Le Maroc vu de l’extérieur
Un des aspects les plus intéressants, et les plus pertinents pour l’audience marocaine, a été de recueillir les avis sur le Maroc et son économie des spécialistes internationaux, et des représentants de grands groupes industriels. On aura noté avec intérêt les retours d’expérience de Douglas Kelly, Directeur Régional de Boeing, et Samer Samaha, Directeur Commercial pour le Maghreb de Givaudan, leader mondial de la parfumerie.

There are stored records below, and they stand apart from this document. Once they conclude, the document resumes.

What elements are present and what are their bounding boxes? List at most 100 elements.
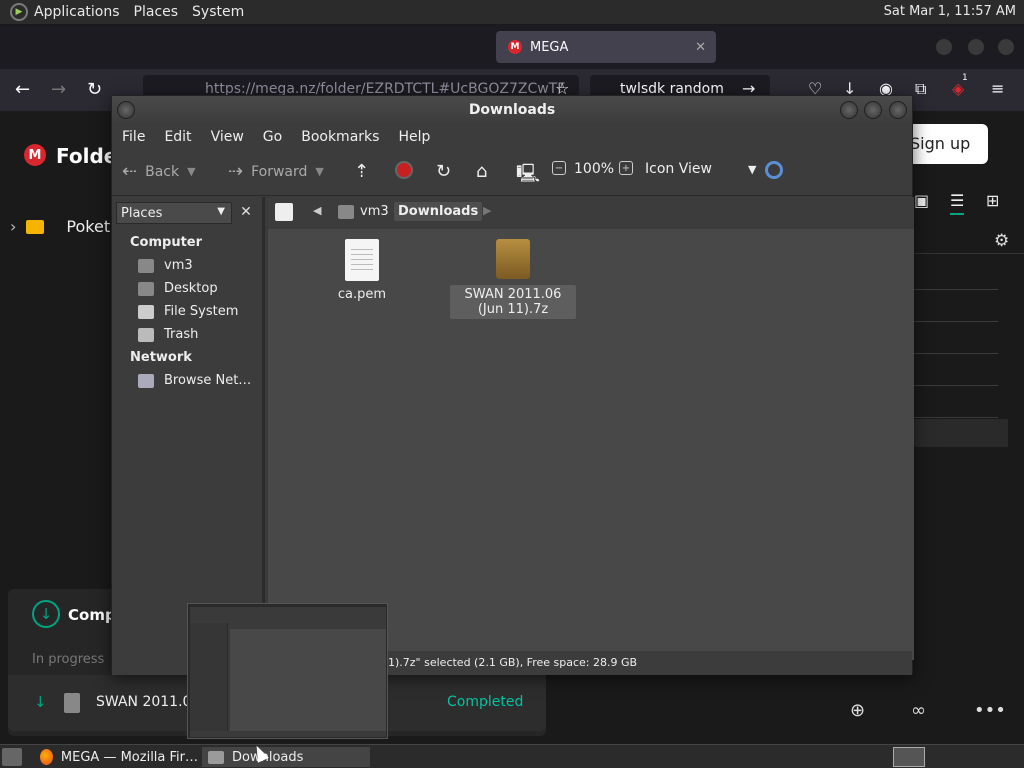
menu-go[interactable]: Go (263, 129, 282, 145)
chevron-down-icon[interactable]: ▼ (315, 165, 323, 178)
file-item[interactable]: SWAN 2011.06 (Jun 11).7z (450, 239, 576, 319)
applications-menu[interactable]: Applications (34, 4, 120, 20)
tab-mega[interactable]: M MEGA ✕ (496, 31, 716, 63)
taskbar-item-downloads[interactable]: Downloads (202, 747, 370, 767)
sidebar-item-filesystem[interactable]: File System (138, 304, 238, 319)
sidebar-item-desktop[interactable]: Desktop (138, 281, 218, 296)
list-view-icon[interactable]: ☰ (950, 191, 965, 215)
minimize-button[interactable] (840, 101, 858, 119)
gnome-foot-icon[interactable]: ▶ (10, 3, 28, 21)
view-mode-select[interactable]: Icon View ▼ (645, 161, 756, 177)
menu-bar: File Edit View Go Bookmarks Help (112, 124, 912, 150)
tab-background-1[interactable] (6, 31, 236, 63)
places-combo[interactable]: Places ▼ (116, 202, 232, 224)
window-preview-thumbnail[interactable] (187, 603, 388, 739)
edit-location-icon[interactable] (275, 203, 293, 221)
maximize-button[interactable] (864, 101, 882, 119)
zoom-level: 100% (574, 161, 615, 177)
ublock-badge: 1 (962, 73, 968, 83)
sidebar-item-browse-network[interactable]: Browse Net… (138, 373, 251, 388)
home-button[interactable]: ⌂ (476, 161, 495, 182)
download-circle-icon[interactable]: ⊕ (850, 700, 865, 721)
menu-file[interactable]: File (122, 129, 145, 145)
drive-icon (138, 304, 154, 319)
chevron-right-icon[interactable]: › (10, 217, 16, 236)
text-file-icon (345, 239, 379, 281)
zoom-out-icon: − (552, 161, 566, 175)
menu-edit[interactable]: Edit (164, 129, 191, 145)
bottom-panel: MEGA — Mozilla Fir… Downloads (0, 744, 1024, 768)
forward-arrow-icon: ⇢ (228, 161, 244, 182)
close-window-button[interactable] (998, 39, 1014, 55)
home-icon: ⌂ (476, 161, 488, 182)
folder-icon (208, 750, 224, 764)
path-right-arrow-icon[interactable]: ▶ (483, 204, 491, 217)
taskbar-item-firefox[interactable]: MEGA — Mozilla Fir… (34, 747, 198, 767)
sidebar-item-vm3[interactable]: vm3 (138, 258, 193, 273)
grid-view-icon[interactable]: ⊞ (986, 191, 999, 210)
workspace-switcher[interactable] (893, 747, 925, 767)
preview-content (230, 629, 386, 731)
file-manager-window: Downloads File Edit View Go Bookmarks He… (111, 95, 914, 675)
home-folder-icon (138, 258, 154, 273)
back-arrow-icon[interactable]: ← (15, 79, 30, 100)
stop-icon (395, 161, 413, 179)
settings-gear-icon[interactable]: ⚙ (994, 231, 1009, 251)
chevron-down-icon[interactable]: ▼ (187, 165, 195, 178)
close-button[interactable] (889, 101, 907, 119)
forward-arrow-icon[interactable]: → (51, 79, 66, 100)
clock[interactable]: Sat Mar 1, 11:57 AM (884, 4, 1016, 19)
close-tab-icon[interactable]: ✕ (695, 40, 706, 55)
zoom-out-button[interactable]: − (552, 161, 572, 175)
reload-icon[interactable]: ↻ (87, 79, 102, 100)
folder-tree-label: Poket (66, 217, 111, 236)
tab-background-2[interactable] (250, 31, 490, 63)
path-segment-vm3[interactable]: vm3 (338, 204, 389, 219)
chevron-down-icon[interactable]: ▼ (748, 163, 756, 176)
file-view[interactable]: ca.pem SWAN 2011.06 (Jun 11).7z (268, 229, 914, 660)
stop-button[interactable] (395, 161, 413, 179)
mega-logo-icon[interactable]: M (24, 144, 46, 166)
computer-button[interactable]: 🖳 (516, 161, 548, 191)
minimize-button[interactable] (936, 39, 952, 55)
search-icon (765, 161, 783, 179)
transfer-file-name: SWAN 2011.06 (96, 694, 201, 710)
system-menu[interactable]: System (192, 4, 244, 20)
show-desktop-icon[interactable] (2, 748, 22, 766)
transfer-status: Completed (447, 694, 524, 710)
path-left-arrow-icon[interactable]: ◀ (313, 204, 321, 217)
thumbnail-view-icon[interactable]: ▣ (914, 191, 929, 210)
sidebar-item-trash[interactable]: Trash (138, 327, 198, 342)
menu-view[interactable]: View (211, 129, 244, 145)
forward-button[interactable]: ⇢ Forward ▼ (228, 161, 324, 182)
reload-button[interactable]: ↻ (436, 161, 459, 182)
extensions-icon[interactable]: ⧉ (915, 79, 926, 99)
download-arrow-icon: ↓ (34, 693, 47, 711)
menu-bookmarks[interactable]: Bookmarks (301, 129, 379, 145)
row-divider (912, 353, 998, 354)
back-button[interactable]: ⇠ Back ▼ (122, 161, 196, 182)
archive-icon (496, 239, 530, 279)
link-icon[interactable]: ∞ (911, 700, 926, 721)
preview-window (190, 607, 386, 737)
window-titlebar[interactable]: Downloads (112, 96, 912, 124)
hamburger-menu-icon[interactable]: ≡ (991, 79, 1004, 98)
path-segment-downloads[interactable]: Downloads (394, 202, 483, 221)
maximize-button[interactable] (968, 39, 984, 55)
computer-icon: 🖳 (516, 163, 541, 184)
search-button[interactable] (765, 161, 783, 179)
tab-title: MEGA (530, 39, 569, 55)
folder-tree-item[interactable]: › Poket (10, 217, 110, 236)
divider (912, 253, 1024, 254)
highlighted-row[interactable] (912, 419, 1008, 447)
places-menu[interactable]: Places (134, 4, 179, 20)
file-name: SWAN 2011.06 (Jun 11).7z (450, 285, 576, 319)
close-sidebar-icon[interactable]: ✕ (235, 202, 257, 224)
window-menu-button[interactable] (117, 101, 135, 119)
zoom-in-button[interactable]: + (619, 161, 639, 175)
menu-help[interactable]: Help (398, 129, 430, 145)
more-options-icon[interactable]: ••• (974, 700, 1006, 721)
back-arrow-icon: ⇠ (122, 161, 138, 182)
file-item[interactable]: ca.pem (314, 239, 410, 302)
up-button[interactable]: ⇡ (354, 161, 377, 182)
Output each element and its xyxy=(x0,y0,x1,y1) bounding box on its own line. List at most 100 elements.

Si les deux ont déclaré d’emblée que le Maroc offre des incitatives exceptionnelles pour attirer les investisseurs étrangers, leur retour sur les ressources humaines ont été très différentes. Le représentant de Boeing trouve les travailleurs du pays très qualifiés, tandis que Givaudan a dû recruter des MRE et les faire rentrer au Maroc. C’est à la fois une preuve du succès des programmes de formations dans les secteurs visés par le gouvernement, mais aussi des manquements qui persistent dans d’autres domaines, qui pourraient eux aussi attirer de grands groupes mondiaux. Les deux décideurs ont également insisté sur leur choix du Maroc pour sa stabilité (Givaudan ayant quitté l’Egypte pour cette raison), mais surtout l’accès qu’il offre au marché ouest-africain, qui représente 400 millions de consommateurs potentiels.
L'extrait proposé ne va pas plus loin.